Granted, things will get a little worse as more objects are reallocated, but
not terribly so.  Let's be a bit more precise.  This issue is of interest 
primarily for small (< 1 page) objects.  As an example, let's assume we're
allocating 8 byte cons cells on 4K pages.  Let's further assume that pages
contain only objects of one size.  (This is likely to be a good choice for
a nonmoving allocator.)  Let's further assume the heap is 3/4 full.

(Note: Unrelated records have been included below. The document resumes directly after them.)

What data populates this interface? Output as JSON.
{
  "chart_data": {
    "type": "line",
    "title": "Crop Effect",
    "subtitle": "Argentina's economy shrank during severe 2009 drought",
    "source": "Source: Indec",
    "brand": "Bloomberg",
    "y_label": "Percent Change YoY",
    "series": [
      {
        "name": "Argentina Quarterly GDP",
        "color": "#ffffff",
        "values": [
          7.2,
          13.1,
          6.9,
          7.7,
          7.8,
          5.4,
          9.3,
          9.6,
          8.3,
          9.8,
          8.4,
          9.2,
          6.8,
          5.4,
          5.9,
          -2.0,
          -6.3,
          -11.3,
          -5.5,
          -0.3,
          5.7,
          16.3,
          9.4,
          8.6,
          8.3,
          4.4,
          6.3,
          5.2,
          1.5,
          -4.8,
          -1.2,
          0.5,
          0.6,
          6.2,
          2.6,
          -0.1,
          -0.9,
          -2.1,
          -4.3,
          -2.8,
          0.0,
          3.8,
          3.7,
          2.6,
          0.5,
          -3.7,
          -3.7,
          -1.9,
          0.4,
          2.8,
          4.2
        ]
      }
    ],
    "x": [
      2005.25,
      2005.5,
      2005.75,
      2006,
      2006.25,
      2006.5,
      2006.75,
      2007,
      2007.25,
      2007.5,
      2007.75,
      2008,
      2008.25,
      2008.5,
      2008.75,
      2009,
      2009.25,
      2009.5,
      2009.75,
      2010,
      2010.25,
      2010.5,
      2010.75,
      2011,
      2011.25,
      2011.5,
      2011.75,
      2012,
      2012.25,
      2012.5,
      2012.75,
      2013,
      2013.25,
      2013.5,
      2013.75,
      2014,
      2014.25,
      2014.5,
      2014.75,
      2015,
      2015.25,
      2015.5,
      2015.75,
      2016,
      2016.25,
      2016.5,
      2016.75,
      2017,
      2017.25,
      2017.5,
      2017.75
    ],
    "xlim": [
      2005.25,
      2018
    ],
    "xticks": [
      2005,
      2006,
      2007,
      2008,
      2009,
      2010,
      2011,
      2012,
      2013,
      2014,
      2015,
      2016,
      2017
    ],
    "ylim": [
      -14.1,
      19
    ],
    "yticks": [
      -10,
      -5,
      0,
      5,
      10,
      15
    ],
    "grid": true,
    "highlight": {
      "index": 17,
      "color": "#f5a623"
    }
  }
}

When I garbage collect, I will find that an average page contains 512/4=128
free objects.  These will end up next to each other on the size 8 free list.
Thus the probability of two subsequent allocations residing on the same
page is about 127/128, assuming all of memory is equally densely populated.
This is worse than what I would get for newly allocated memory from a
copying collector (which would get 511/512).  But it is probably better than
what I would get by considering those same list nodes after they've been
breadth-first copied a few times.

Reality is of course more complicated.  Different objects sizes interact,
though this is probably not a major effect, since the number of different
object sizes in a typical data structure is probably small.  In our
experience, pages tend to be very nonuniformly populated, even after
a system has been up for quite a while.  This helps
the nonmoving allocator, since it can chose not to allocate on nearly
full pages.

Breadth-first copying is of course not optimal.  But other strategies seem
to make it harder to build concurrent collectors on conventional hardware.
The whole point is still that the tradeoffs are nontrivial.